Pero la había observado tanto en sólo unos segundos que sinceramente se sorprendía. Sin poder evitarlo se le metió por los ojos, hermosa bajo el sol y el cielo de París, sonriendo, yendo de aquí para allá como una pequeña mariposa. Sus gestos todavía un poco aniñados y los zapatos rosa que iban por el suelo, levantando un poco de tierra.

Y, francamente, sus ojos lo superaban todo.

Era el tipo de chica que iba por las calles de París y hacia equilibrio en el precipicio de las veredas cada que podía. Era la que cerraba los ojos al sentir el viento del otoño dando en sus sonrosadas mejillas y la que sonreía, adorable y cálida, llena de luz, el sol en verano. Era tan real, tan transparente, tan bella.

Era el amor, la autenticidad, la sinfonía en una pintura, la naturaleza. Era todos los tipos de belleza en una.

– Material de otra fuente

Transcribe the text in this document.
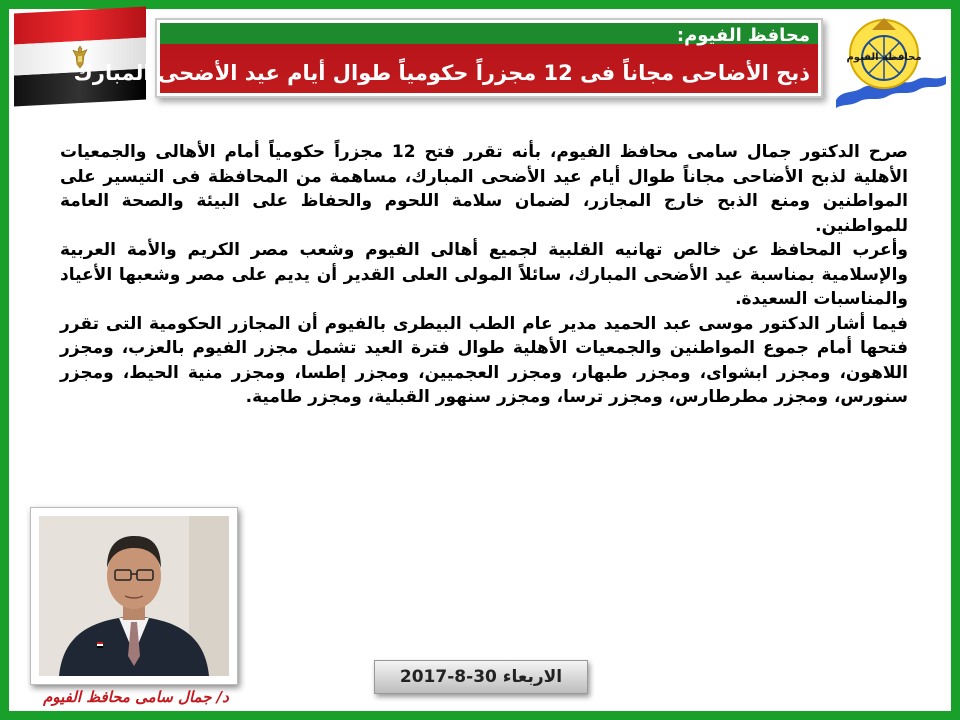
محافظ الفيوم:
ذبح الأضاحى مجاناً فى 12 مجزراً حكومياً طوال أيام عيد الأضحى المبارك
محافظة الفيوم

صرح الدكتور جمال سامى محافظ الفيوم، بأنه تقرر فتح 12 مجزراً حكومياً أمام الأهالى والجمعيات الأهلية لذبح الأضاحى مجاناً طوال أيام عيد الأضحى المبارك، مساهمة من المحافظة فى التيسير على المواطنين ومنع الذبح خارج المجازر، لضمان سلامة اللحوم والحفاظ على البيئة والصحة العامة للمواطنين.

وأعرب المحافظ عن خالص تهانيه القلبية لجميع أهالى الفيوم وشعب مصر الكريم والأمة العربية والإسلامية بمناسبة عيد الأضحى المبارك، سائلاً المولى العلى القدير أن يديم على مصر وشعبها الأعياد والمناسبات السعيدة.

فيما أشار الدكتور موسى عبد الحميد مدير عام الطب البيطرى بالفيوم أن المجازر الحكومية التى تقرر فتحها أمام جموع المواطنين والجمعيات الأهلية طوال فترة العيد تشمل مجزر الفيوم بالعزب، ومجزر اللاهون، ومجزر ابشواى، ومجزر طبهار، ومجزر العجميين، ومجزر إطسا، ومجزر منية الحيط، ومجزر سنورس، ومجزر مطرطارس، ومجزر ترسا، ومجزر سنهور القبلية، ومجزر طامية.

د/ جمال سامى محافظ الفيوم
الاربعاء 30-8-2017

Tan encantadoramente defectuosa, la charlatana de las charlatanas y el ser más patoso del mundo. Niña caprichosa, de buenas intenciones y coletas flojas, impulsiva y dramática como ella sola. La única que podía sacarle esa sonrisa llena de devoción.

Y, como la primera vez, se metió en su corazón. Ése tonto corazón que volvía a sentir lo mismo, pero de una forma que no recordaba, con una intensidad desbordante y aplastante que lo hacía latir como loco.

Si la primera vez gustaba de ella, entonces ahora, adultos y con sueños en proceso de cumplirse, con él más seguro de sí mismo y ella más abierta al mundo, con él más centrado en sí y ella viéndolo claramente a los ojos; entonces ahora en serio Nathanaël está perdido.

Perdido de lo absolutamente enamorado que está de Marinette.